Pharmacology: Mechanism of Action: Letrozole is a nonsteroidal competitive inhibitor of the aromatase enzyme system; it inhibits the conversion of androgens to estrogens. In adult nontumor- and tumor bearing female animals, letrozole is as effective as ovariectomy in reducing uterine weight, elevating serum Luteinizing hormone (LH), and causing the regression of estrogen-dependent tumors. In contrast to ovariectomy, treatment with letrozole does not lead to an increase in serum (follicle stimulating hormone (FSH). Letrozole selectively inhibits gonadal steroidogenesis but has no significant effect on adrenal mineralocorticoid or glucocorticoid synthesis.
Pharmacokinetics: Letrozole is rapidly and completely absorbed from the gastrointestinal tract and absorption is not affected by food. It is metabolized slowly to an inactive metabolite whose glucuronide conjugate is excreted renally, representing the major clearance pathway. About 90% of radiolabeled letrozole is recovered in urine. Letrozole's terminal elimination half-life is about 2 days and steady-state plasma concentration after daily 2.5 mg dosing is reached in 2- 6 weeks. Plasma concentrations at steady-state are 1.5 to 2 times higher than predicted from the concentrations measured after a single dose, indicating a slight non-linearity in the pharmacokinetics of letrozole upon daily administration of 2.5 mg. These steady-state levels are maintained over extended periods, however, and continuous accumulation of letrozole does not occur. Letrozole is weakly protein bound and has a large volume of distribution (approximately 1.9 L/kg).

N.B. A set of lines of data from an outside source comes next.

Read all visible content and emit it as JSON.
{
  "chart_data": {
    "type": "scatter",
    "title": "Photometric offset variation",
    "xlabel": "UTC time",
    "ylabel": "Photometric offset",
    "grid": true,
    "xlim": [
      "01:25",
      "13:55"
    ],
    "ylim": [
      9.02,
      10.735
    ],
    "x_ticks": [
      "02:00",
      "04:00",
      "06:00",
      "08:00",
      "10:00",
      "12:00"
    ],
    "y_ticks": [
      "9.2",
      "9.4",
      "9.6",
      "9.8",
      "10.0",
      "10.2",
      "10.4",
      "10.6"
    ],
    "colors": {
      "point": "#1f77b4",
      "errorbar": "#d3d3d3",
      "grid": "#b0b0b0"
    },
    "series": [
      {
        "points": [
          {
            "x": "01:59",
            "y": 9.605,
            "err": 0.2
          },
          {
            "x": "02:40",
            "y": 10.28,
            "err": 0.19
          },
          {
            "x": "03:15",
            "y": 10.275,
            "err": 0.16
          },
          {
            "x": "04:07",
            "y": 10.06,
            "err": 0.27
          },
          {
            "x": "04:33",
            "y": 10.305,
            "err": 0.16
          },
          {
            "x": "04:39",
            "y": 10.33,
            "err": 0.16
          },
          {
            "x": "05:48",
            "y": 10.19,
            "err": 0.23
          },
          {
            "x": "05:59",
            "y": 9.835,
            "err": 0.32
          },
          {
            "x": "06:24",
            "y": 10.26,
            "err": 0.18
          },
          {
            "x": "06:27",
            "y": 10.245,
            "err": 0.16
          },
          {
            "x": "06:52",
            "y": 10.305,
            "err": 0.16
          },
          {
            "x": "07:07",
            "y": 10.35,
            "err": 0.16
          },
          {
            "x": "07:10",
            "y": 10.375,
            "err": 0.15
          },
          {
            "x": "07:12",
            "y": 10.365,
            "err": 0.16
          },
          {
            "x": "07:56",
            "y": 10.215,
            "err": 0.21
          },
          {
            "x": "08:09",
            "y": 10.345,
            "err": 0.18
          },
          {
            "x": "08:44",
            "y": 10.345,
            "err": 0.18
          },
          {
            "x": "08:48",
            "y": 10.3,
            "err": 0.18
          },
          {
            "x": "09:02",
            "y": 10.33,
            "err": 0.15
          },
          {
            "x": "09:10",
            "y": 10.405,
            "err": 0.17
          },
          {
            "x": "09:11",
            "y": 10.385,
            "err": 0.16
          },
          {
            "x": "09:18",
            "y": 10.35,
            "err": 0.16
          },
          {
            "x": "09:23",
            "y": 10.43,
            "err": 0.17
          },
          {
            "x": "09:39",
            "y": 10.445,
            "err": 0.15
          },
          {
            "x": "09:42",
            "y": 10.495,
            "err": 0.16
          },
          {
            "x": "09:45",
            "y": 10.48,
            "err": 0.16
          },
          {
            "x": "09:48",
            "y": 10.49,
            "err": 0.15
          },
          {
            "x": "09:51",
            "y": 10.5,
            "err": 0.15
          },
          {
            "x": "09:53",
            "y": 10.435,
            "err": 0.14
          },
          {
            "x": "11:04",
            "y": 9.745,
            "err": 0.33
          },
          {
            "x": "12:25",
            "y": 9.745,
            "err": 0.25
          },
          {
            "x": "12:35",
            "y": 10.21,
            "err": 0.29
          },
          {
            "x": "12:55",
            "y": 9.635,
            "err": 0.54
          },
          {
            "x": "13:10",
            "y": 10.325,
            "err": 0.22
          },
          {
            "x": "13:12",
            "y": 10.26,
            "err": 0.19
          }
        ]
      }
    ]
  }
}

Metabolism and Excretion: Metabolism to a pharmacologically-inactive carbinol metabolite (4,4'-methanol bisbenzonitrile) and renal excretion of the glucuronide conjugate of this metabolite is the major pathway of Letrozole clearance. Of the radiolabel recovered in urine, at least 75% was the glucuronide of the carbinol metabolite, about 9% was two unidentified metabolites, and 6% was unchanged letrozole.
In human microsomes with specific CYP isozyme activity, CYP 3A4 metabolized Letrozole to the carbinol metabolite while CYP 2A6 formed both this metabolite and its ketone analog. In human liver microsomes, letrozole strongly inhibited CYP 2A6 and moderately inhibited CYP 2C19.